AI workers are bidding up properties in neighborhoods near those campuses, and luxury sales above $6 million hit a median of $6.4 million between August and October 2025, up 5% from 2024.
But on the other side, the condo market, especially downtown and SoMa, is still absorbing years of damage from commercial real estate distress.
Commercial foreclosures are still being filed in 2026. Buildings are still being surrendered to the lenders. The mortgage blacklist is still growing, and HOA fees are still climbing in buildings where the commercial underpinning has collapsed.
According to Newmark's fourth-quarter 2025 San Francisco office report, average direct asking rents have dropped 22.6% since their 2019 peak. That's a market that is improving, but improving slowly from a very deep hole.

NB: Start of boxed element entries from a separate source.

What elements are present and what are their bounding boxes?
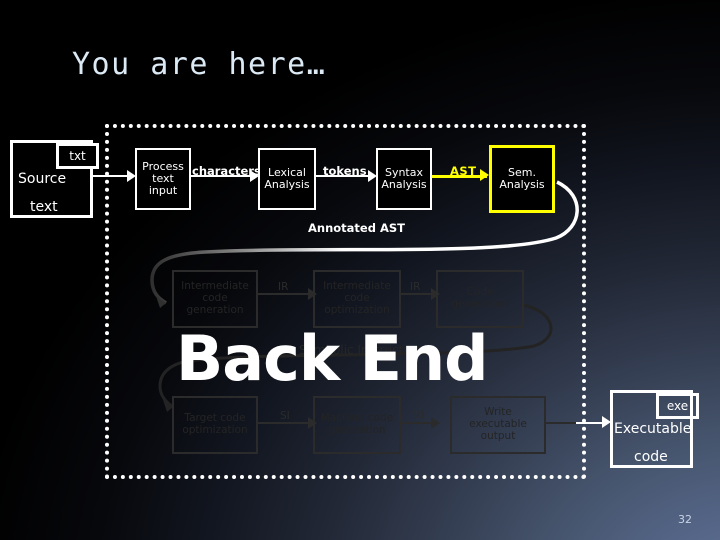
- box-machine-code-generation[interactable]: Machine code generation: [313, 396, 401, 454]
- edge-label-tokens: tokens: [323, 164, 367, 178]
- output-file-line1: Executable: [614, 421, 692, 437]
- box-intermediate-code-optimization[interactable]: Intermediate code optimization: [313, 270, 401, 328]
- arrowhead-ast: [480, 169, 489, 181]
- edge-label-annotated-ast: Annotated AST: [308, 221, 405, 235]
- box-lexical-analysis[interactable]: Lexical Analysis: [258, 148, 316, 210]
- box-semantic-analysis[interactable]: Sem. Analysis: [489, 145, 555, 213]
- box-code-generation[interactable]: Code generation: [436, 270, 524, 328]
- page-number: 32: [678, 513, 692, 526]
- edge-label-ir1: IR: [278, 281, 289, 293]
- source-file-line2: text: [30, 199, 58, 215]
- box-intermediate-code-generation[interactable]: Intermediate code generation: [172, 270, 258, 328]
- page-title: You are here…: [72, 47, 327, 82]
- edge-ir1-line: [258, 293, 314, 295]
- edge-output-line-inner: [546, 422, 576, 424]
- source-file-line1: Source: [18, 171, 67, 187]
- source-file-extension-label: txt: [69, 149, 86, 163]
- edge-label-ast: AST: [450, 164, 477, 178]
- box-process-text-input[interactable]: Process text input: [135, 148, 191, 210]
- box-write-executable-output[interactable]: Write executable output: [450, 396, 546, 454]
- output-file-line2: code: [634, 449, 668, 465]
- source-file-extension-tab: txt: [56, 143, 99, 169]
- box-target-code-optimization[interactable]: Target code optimization: [172, 396, 258, 454]
- edge-label-characters: characters: [192, 164, 261, 178]
- slide-canvas: You are here… txt Source text Process te…: [0, 0, 720, 540]
- back-end-watermark: Back End: [176, 322, 489, 395]
- edge-label-si: SI: [280, 410, 290, 422]
- output-file-extension-label: exe: [666, 399, 689, 413]
- arrowhead-mi: [431, 417, 440, 429]
- box-syntax-analysis[interactable]: Syntax Analysis: [376, 148, 432, 210]
- edge-label-ir2: IR: [410, 281, 421, 293]
- edge-si-line: [258, 422, 314, 424]
- edge-label-mi: MI: [412, 410, 425, 422]
- output-file-extension-tab: exe: [656, 393, 699, 419]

CBRE's Colin Yasukochi said that AI tenants currently occupy around 5 million square feet in San Francisco, and that number could reach 20 million over the next 5 years. If that plays out, it would fundamentally change the picture, cutting vacancy nearly in half, and bringing commercial foot traffic and retail back to neighborhoods that have been quiet for years. That would stabilize HOA finances, improve appraisal environments, and take buildings off the blacklist. But that is a 5-year story, and right now in May 2026, the condo owners who bought in SoMa, the financial district, or the Civic Center area between 2018 and 2022, are still sitting on properties worth less than what they paid, in buildings with rising fees, in a financing environment that gets more complicated every quarter. The commercial foreclosure wave isn't over. It's just finding its floor, and until it does, every condo owner in those neighborhoods is watching closely to see where that floor actually lands.